Birbirini gaza getiren, Kobane ve Yunanistan’a bakarak HDP’nin barajı aşacağına kendini inandırmış hayalperest bir ‘devrim başlıyor ha gayret’ kitlesi türeyiverdi. Aralarında parti kararını ölesiye savunan ve ‘barajı geçemezsek sine-i millete döneriz’ diyen de var.
Bu maksimalist siyasetin sonuçları, ‘her durumda Kürtler kazanır’ diye geçiştirilemeyecek kadar vahim olabilir.
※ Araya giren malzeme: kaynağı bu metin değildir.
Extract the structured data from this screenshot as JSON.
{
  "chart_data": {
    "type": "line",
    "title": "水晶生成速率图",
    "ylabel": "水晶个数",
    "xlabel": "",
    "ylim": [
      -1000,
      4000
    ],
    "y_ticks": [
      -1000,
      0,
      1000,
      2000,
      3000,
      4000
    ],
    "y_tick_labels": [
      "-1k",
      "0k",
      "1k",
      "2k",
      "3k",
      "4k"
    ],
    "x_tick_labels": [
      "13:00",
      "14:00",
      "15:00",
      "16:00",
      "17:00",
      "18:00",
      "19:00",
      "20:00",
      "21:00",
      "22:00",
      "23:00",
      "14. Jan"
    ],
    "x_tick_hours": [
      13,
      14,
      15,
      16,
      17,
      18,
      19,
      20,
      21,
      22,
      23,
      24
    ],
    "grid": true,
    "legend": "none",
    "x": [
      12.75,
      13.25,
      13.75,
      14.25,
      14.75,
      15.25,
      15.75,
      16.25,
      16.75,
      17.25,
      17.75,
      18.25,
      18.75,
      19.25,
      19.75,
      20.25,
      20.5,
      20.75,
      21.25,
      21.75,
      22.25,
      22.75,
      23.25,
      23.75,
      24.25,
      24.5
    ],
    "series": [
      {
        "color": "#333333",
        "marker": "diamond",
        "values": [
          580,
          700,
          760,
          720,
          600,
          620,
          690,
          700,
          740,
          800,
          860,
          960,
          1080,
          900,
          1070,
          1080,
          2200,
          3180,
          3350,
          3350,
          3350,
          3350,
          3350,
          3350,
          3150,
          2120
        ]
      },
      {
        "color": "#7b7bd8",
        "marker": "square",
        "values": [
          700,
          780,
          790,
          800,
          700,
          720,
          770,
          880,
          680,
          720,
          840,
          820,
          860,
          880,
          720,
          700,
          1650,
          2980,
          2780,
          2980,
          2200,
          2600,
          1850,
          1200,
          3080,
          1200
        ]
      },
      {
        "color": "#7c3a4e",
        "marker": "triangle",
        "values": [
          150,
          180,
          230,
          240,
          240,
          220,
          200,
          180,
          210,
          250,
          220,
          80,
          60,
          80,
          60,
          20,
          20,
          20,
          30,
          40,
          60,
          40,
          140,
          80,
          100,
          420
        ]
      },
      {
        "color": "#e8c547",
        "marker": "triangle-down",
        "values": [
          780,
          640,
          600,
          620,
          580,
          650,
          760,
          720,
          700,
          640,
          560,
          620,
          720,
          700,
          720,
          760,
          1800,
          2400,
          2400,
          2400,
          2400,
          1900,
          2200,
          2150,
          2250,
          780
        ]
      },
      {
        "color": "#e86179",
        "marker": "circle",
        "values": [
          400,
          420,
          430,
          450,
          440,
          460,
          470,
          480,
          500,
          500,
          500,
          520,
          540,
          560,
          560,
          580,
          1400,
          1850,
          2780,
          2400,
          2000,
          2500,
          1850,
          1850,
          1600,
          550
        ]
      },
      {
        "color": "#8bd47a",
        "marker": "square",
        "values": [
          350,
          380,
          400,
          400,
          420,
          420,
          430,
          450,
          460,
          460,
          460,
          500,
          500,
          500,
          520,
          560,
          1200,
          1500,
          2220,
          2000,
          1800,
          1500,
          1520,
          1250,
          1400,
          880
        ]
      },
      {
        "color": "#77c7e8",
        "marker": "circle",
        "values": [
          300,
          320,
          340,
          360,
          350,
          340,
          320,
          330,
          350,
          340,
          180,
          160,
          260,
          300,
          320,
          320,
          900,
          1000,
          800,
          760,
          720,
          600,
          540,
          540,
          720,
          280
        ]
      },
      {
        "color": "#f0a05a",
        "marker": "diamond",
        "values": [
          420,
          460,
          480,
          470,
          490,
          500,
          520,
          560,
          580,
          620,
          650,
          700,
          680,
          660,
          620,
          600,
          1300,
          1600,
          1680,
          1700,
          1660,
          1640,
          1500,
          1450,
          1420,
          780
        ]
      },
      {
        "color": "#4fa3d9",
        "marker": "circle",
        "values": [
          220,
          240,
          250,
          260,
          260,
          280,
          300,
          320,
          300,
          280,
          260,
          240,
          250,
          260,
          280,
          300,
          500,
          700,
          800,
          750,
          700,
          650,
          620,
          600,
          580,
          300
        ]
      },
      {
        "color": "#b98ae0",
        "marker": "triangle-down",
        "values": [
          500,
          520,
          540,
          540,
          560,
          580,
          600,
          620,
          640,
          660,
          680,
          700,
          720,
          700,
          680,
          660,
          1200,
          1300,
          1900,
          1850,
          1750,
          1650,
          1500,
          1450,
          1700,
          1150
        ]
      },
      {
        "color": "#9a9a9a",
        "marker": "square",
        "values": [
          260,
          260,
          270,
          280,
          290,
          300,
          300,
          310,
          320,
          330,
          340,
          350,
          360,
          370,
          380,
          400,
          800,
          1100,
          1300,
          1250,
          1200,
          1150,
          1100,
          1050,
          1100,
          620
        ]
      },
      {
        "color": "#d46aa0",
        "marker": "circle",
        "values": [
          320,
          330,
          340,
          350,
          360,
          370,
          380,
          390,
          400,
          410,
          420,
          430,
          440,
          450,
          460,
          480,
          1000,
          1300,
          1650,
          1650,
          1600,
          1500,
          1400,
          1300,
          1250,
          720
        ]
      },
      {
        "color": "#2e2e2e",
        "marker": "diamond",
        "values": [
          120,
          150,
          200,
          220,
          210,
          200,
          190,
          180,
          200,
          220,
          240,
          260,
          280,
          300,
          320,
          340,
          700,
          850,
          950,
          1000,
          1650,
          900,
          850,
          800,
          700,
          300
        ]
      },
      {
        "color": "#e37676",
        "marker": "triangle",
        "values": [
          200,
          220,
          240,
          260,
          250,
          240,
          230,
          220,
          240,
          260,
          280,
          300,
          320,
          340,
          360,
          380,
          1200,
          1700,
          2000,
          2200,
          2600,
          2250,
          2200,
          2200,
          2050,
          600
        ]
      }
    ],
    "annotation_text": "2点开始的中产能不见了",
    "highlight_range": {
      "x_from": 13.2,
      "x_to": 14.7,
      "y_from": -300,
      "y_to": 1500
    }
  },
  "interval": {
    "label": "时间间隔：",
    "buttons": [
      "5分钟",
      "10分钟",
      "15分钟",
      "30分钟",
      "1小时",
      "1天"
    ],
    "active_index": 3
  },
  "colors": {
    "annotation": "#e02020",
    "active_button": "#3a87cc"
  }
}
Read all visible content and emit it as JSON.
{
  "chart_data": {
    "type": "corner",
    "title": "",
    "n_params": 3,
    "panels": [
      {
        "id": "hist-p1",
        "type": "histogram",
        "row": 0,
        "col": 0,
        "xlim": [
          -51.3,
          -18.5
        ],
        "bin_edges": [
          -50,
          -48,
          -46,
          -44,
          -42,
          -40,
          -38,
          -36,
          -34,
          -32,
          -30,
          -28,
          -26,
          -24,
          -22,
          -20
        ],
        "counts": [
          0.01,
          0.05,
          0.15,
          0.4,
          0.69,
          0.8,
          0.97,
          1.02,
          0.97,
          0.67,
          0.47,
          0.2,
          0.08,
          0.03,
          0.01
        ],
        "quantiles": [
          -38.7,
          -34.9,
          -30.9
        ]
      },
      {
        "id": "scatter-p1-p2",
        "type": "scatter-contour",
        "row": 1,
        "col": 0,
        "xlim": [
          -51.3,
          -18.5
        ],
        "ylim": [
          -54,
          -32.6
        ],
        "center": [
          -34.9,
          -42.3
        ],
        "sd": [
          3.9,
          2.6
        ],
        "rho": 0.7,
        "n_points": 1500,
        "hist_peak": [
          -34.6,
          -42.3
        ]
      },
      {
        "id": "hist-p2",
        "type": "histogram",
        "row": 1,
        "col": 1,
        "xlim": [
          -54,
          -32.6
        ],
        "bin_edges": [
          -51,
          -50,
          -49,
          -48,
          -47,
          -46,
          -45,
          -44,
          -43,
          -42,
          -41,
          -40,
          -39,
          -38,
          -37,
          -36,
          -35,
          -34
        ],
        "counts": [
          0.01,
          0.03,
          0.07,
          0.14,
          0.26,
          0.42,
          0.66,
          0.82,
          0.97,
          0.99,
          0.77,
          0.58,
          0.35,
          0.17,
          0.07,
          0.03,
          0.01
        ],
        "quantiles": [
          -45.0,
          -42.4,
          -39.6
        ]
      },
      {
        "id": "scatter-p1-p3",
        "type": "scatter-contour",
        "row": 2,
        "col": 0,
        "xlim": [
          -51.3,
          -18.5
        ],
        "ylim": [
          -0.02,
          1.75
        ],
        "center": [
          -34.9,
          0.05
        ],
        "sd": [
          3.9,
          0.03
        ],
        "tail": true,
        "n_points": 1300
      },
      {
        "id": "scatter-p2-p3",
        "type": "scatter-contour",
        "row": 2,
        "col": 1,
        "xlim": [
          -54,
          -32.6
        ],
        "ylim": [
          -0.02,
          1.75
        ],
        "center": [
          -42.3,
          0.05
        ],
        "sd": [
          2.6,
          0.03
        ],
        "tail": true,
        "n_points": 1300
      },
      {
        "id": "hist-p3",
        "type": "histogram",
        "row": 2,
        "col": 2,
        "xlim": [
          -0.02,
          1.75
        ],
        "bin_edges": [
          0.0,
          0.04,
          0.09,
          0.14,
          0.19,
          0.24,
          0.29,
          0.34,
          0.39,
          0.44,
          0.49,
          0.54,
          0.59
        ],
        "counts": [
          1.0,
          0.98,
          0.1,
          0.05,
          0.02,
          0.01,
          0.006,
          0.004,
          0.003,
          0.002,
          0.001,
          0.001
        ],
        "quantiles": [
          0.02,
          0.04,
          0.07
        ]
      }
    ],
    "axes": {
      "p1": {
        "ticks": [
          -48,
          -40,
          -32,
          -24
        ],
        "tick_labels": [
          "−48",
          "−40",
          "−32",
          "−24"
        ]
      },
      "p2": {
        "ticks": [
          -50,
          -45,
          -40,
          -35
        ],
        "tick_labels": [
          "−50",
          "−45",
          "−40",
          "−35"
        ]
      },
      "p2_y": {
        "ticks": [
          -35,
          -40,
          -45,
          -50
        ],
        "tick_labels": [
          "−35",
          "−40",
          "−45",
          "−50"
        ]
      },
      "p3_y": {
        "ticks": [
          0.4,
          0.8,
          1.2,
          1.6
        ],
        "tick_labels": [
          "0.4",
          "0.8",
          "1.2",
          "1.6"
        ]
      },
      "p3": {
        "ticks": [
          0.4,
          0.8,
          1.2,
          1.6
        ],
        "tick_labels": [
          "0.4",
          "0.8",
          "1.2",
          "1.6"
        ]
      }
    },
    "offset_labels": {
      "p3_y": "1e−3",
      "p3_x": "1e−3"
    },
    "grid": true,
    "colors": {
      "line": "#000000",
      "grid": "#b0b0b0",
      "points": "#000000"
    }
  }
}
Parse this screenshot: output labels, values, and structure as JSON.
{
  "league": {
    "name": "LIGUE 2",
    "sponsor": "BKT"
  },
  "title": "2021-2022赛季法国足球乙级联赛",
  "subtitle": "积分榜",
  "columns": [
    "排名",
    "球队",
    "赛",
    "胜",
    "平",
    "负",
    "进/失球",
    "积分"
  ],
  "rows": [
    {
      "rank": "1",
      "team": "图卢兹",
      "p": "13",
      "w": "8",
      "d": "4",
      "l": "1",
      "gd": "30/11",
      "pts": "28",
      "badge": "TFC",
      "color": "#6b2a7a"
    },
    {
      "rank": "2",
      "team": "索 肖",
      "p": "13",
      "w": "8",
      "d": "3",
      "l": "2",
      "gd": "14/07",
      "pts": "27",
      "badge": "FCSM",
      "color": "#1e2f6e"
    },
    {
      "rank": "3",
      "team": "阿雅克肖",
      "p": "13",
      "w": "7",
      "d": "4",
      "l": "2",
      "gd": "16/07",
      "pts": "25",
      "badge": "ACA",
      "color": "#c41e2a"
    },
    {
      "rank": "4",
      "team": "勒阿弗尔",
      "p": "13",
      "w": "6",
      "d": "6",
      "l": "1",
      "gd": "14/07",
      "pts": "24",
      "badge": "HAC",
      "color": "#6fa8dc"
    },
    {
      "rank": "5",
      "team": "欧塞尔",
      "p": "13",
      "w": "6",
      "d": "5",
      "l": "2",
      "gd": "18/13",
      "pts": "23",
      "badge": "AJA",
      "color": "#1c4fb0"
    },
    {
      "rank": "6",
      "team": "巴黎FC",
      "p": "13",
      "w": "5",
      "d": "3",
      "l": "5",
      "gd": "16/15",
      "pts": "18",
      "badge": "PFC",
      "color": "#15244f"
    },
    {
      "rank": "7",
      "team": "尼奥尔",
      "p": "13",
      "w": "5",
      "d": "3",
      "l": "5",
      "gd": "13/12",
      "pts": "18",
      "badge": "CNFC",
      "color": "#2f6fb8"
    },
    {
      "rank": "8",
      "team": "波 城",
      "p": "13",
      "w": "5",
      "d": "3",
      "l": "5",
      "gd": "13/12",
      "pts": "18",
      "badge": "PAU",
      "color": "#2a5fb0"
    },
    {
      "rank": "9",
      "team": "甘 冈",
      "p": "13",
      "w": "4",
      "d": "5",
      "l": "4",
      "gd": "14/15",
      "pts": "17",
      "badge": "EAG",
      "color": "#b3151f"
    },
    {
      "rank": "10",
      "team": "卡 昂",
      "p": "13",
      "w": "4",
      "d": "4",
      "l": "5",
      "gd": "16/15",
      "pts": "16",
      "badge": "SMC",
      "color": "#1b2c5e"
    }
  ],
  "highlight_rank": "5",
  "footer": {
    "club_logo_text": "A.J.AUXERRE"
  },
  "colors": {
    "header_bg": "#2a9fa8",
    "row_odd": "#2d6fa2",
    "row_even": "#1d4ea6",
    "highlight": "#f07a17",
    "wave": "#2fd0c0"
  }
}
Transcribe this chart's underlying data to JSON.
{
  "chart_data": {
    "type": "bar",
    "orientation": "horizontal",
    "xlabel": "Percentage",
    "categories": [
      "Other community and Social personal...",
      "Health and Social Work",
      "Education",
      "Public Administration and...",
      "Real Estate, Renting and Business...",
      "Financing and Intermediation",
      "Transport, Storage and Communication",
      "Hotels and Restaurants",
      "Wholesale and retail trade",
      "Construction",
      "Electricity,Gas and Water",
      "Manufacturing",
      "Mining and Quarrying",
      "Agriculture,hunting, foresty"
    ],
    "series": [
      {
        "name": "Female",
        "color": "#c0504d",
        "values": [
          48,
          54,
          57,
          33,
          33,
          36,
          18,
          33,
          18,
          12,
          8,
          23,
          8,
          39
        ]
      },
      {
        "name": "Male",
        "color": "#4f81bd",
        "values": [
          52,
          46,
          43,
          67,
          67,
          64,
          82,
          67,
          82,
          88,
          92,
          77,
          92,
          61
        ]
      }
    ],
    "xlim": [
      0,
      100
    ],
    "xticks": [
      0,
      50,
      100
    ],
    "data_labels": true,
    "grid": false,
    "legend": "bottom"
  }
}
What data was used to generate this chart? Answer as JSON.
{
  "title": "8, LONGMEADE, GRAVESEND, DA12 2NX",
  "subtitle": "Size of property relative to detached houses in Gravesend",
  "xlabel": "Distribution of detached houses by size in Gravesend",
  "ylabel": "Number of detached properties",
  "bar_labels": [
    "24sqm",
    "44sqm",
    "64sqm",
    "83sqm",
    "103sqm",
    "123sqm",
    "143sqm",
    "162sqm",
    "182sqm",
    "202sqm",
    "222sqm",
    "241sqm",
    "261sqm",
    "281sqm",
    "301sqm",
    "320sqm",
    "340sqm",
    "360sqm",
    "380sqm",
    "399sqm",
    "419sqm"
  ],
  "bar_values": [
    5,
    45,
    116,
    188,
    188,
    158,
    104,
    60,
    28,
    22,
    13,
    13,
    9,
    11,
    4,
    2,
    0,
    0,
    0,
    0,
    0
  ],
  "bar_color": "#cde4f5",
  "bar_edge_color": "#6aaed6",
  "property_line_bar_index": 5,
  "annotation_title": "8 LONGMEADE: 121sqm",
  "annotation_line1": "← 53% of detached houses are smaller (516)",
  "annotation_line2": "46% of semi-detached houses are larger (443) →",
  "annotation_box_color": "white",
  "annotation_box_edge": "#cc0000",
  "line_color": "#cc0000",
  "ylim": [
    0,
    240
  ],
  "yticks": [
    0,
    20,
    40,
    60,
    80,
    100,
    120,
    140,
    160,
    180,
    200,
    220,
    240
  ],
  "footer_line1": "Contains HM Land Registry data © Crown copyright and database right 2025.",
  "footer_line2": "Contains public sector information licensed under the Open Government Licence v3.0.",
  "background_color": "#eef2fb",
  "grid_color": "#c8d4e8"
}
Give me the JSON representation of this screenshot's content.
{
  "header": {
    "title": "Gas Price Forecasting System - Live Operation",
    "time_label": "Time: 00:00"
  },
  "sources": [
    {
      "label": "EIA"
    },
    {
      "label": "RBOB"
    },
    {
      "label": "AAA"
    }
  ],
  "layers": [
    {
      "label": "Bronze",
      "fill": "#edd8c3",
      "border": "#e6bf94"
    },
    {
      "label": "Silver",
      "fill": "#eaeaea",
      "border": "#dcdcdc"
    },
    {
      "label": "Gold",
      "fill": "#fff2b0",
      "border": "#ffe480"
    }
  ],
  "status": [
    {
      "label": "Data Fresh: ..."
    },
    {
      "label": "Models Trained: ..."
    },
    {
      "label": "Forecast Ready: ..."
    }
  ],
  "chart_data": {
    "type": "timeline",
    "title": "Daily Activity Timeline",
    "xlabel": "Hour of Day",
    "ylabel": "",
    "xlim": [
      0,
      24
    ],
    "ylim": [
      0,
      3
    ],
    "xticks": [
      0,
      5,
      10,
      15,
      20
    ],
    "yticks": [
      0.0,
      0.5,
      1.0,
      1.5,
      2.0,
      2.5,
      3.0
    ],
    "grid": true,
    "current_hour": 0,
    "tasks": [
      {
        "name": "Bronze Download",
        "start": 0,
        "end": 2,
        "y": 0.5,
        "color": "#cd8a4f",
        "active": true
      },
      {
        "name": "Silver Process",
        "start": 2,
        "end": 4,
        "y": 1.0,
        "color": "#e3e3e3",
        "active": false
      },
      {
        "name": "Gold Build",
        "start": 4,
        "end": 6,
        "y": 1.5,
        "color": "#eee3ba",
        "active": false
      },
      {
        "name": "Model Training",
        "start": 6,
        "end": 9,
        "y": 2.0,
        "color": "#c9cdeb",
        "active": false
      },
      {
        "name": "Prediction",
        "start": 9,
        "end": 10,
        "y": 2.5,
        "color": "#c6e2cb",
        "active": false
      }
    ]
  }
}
Heyecanlılara iki hatırlatma: Meclis’e giremeyip sine-i millete dönüldüğünde özerkliğin kuvveden fiile çıkması için, AKP’nin ön saflara ittiği “diğer Kürtler” ile çatışmayı göze almak, yetmezse TSK’ya karşı yeniden silâha sarılmak olasılıklar arasında. Farzedelim ki savaşarak ayrılındı ya da Erdoğan özerkliği bahşetti. Türkiye’den kopacak Kürdistan’dan beride kalacak Batıdaki Kürtlere karşı, aniden Sevr sendromu depreşecek Türk milliyetçisi unsurun neler karıştırabileceğini hesaplayan oldu mu?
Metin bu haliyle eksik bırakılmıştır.